Memperingati 80 Tahun Restorasi Taiwan, Menegakkan Keadilan Sejarah dan Membangun Masa Depan Damai

Memperingati 80 Tahun Restorasi Taiwan, Menegakkan Keadilan Sejarah dan Membangun Masa Depan Damai
Konjen RRT di Medan, Huang He (Analisa/istimewa)

Analisadaily.com, Medan - Tanggal 25 Oktober 1945 merupakan hari yang sangat penting dalam sejarah Tiongkok modern. Pada hari ini, Upacara penerimaan penyerahan diri Jepang terhadap wilayah perang Provinsi Taiwan, Tiongkok yang diadakan di Taipei.

Taiwan dan serta Kepulauan Penghu kembali ke wilayah Tiongkok. Pemerintah Tiongkok menyatakan bahwa mereka akan ‘melanjutkan kedaulatan atas Taiwan’. Pada hari ini, seluruh pulau dihiasi dengan lentera dan dekorasi warna-warni, setiap keluarga menyebarkan berita bahwa rakyat Taiwan telah terbebas dari setengah abad penjajahan Jepang, dan setelah kejadian pahit, mereka akhirnya dapat melihat cahaya matahari lagi.

Pada 24 Oktober 2025, Komite Tetap Kongres Rakyat Nasional Tiongkok memutuskan untuk menetapkan tanggal 25 Oktober sebagai Hari Peringatan Restorasi Taiwan. Pada 25 Oktober, Rapat Peringatan 80 Tahun Restorasi Taiwan digelar di Beijing.
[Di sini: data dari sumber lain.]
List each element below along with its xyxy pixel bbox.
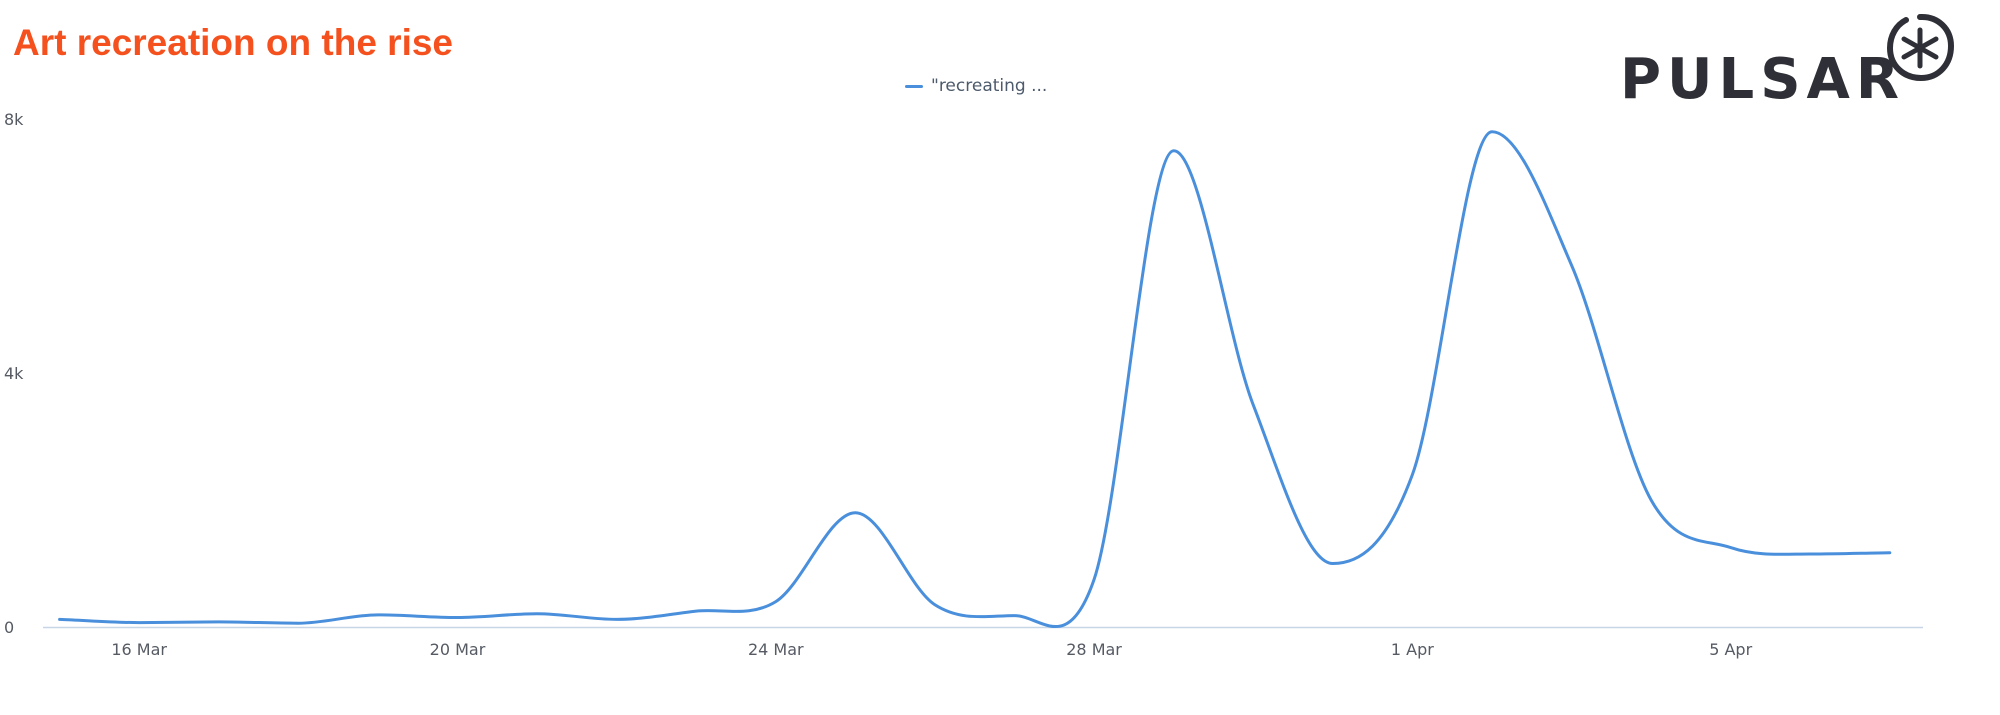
legend-swatch <box>905 84 923 88</box>
chart-title: Art recreation on the rise <box>13 22 454 63</box>
x-axis: 16 Mar 20 Mar 24 Mar 28 Mar 1 Apr 5 Apr <box>111 640 1752 659</box>
x-tick-label: 24 Mar <box>748 640 804 659</box>
logo-text: PULSAR <box>1620 47 1905 112</box>
x-tick-label: 1 Apr <box>1391 640 1434 659</box>
series-line[interactable] <box>58 130 1892 628</box>
asterisk-circle-icon <box>1886 13 1955 82</box>
pulsar-logo: PULSAR <box>1620 12 1960 112</box>
y-tick-label: 8k <box>4 110 24 129</box>
y-tick-label: 4k <box>4 364 24 383</box>
y-axis: 0 4k 8k <box>4 110 24 637</box>
chart-legend[interactable]: "recreating ... <box>905 76 1047 96</box>
x-tick-label: 5 Apr <box>1709 640 1752 659</box>
x-tick-label: 16 Mar <box>111 640 167 659</box>
x-tick-label: 28 Mar <box>1066 640 1122 659</box>
x-tick-label: 20 Mar <box>430 640 486 659</box>
legend-label: "recreating ... <box>931 76 1048 96</box>
y-tick-label: 0 <box>4 618 14 637</box>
Memperingati 80 tahun restorasi Taiwan dan dengan teguh menegakkan prinsip satu Tiongkok, memiliki dasar sejarah dan landasan hukum yang kuat.
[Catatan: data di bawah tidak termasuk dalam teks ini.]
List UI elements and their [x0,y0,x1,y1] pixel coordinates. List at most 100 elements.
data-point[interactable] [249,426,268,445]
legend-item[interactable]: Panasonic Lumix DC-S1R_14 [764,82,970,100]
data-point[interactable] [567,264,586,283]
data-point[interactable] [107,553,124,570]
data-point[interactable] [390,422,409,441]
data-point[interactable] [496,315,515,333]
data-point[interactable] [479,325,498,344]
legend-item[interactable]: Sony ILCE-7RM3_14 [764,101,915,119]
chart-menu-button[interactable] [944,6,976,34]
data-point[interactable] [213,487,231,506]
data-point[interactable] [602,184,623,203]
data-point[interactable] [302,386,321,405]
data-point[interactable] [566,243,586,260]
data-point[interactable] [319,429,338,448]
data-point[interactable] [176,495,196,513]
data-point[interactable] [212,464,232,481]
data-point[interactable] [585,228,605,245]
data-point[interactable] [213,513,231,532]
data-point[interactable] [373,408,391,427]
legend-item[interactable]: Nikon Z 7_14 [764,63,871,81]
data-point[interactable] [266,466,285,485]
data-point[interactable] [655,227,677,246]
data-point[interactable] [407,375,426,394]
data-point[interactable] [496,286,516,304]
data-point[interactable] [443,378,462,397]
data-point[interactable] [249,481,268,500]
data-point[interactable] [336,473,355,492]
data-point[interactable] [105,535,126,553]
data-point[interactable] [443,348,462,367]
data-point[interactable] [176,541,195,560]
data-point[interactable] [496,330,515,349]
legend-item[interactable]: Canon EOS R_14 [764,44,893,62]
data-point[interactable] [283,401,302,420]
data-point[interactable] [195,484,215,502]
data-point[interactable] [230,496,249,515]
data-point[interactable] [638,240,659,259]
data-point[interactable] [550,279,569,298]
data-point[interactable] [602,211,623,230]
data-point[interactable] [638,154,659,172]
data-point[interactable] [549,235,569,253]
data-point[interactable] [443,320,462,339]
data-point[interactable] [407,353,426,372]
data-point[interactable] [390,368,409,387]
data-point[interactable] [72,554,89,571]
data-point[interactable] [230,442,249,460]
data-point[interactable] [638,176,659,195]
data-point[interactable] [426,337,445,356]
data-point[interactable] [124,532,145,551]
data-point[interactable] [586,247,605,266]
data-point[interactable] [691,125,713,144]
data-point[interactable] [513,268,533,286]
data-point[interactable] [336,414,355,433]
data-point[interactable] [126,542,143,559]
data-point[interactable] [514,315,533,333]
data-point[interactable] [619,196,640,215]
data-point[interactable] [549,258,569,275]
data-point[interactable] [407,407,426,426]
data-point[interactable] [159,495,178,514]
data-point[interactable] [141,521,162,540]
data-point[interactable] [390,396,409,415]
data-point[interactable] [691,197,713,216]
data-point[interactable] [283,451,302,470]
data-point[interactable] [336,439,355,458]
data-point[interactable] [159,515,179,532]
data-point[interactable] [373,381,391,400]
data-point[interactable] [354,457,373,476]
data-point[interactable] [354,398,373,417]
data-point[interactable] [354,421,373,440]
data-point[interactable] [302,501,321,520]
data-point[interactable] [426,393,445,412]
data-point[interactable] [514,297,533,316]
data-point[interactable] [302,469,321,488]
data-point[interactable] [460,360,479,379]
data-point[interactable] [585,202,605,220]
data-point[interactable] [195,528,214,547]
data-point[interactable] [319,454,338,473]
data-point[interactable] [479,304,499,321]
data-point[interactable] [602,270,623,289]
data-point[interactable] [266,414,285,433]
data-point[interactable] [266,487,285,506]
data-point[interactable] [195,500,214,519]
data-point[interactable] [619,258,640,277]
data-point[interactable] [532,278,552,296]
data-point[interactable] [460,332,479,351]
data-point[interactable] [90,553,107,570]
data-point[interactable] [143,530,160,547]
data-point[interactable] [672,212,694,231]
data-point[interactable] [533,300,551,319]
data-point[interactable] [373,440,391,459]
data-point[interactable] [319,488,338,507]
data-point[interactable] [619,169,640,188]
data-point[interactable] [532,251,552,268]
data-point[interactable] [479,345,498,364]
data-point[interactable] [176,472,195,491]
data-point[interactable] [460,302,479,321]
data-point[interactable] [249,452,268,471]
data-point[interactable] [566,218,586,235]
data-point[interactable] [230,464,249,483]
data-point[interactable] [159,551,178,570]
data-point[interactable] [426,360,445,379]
Sejak Dinasti Song dan Yuan, pemerintahan Tiongkok secara berturut-turut mulai menjalankan administratif atas wilayah Penghu dan Taiwan. Pada tahun 1683, pemerintah Qing mendirikan Prefektur Taiwan dan menempatkannya di bawah yurisdiksi Provinsi Fujian. Pada tahun 1885, dalam menghadapi invasi penjajah Barat, pemerintah Qing menetapkan Taiwan sebagai provinsi untuk memperkuat pertahanannya. Pada bulan Juli 1894, Jepang memulai Perang Tiongkok-Jepang Pertama, dan pemerintah Qing terpaksa menandatangani Perjanjian Shimonoseki yang tidak seimbang dengan Jepang pada bulan April 1895, dan menyerahkan Taiwan dengan pulau-pulau sekitarnya serta Kepulauan Penghu.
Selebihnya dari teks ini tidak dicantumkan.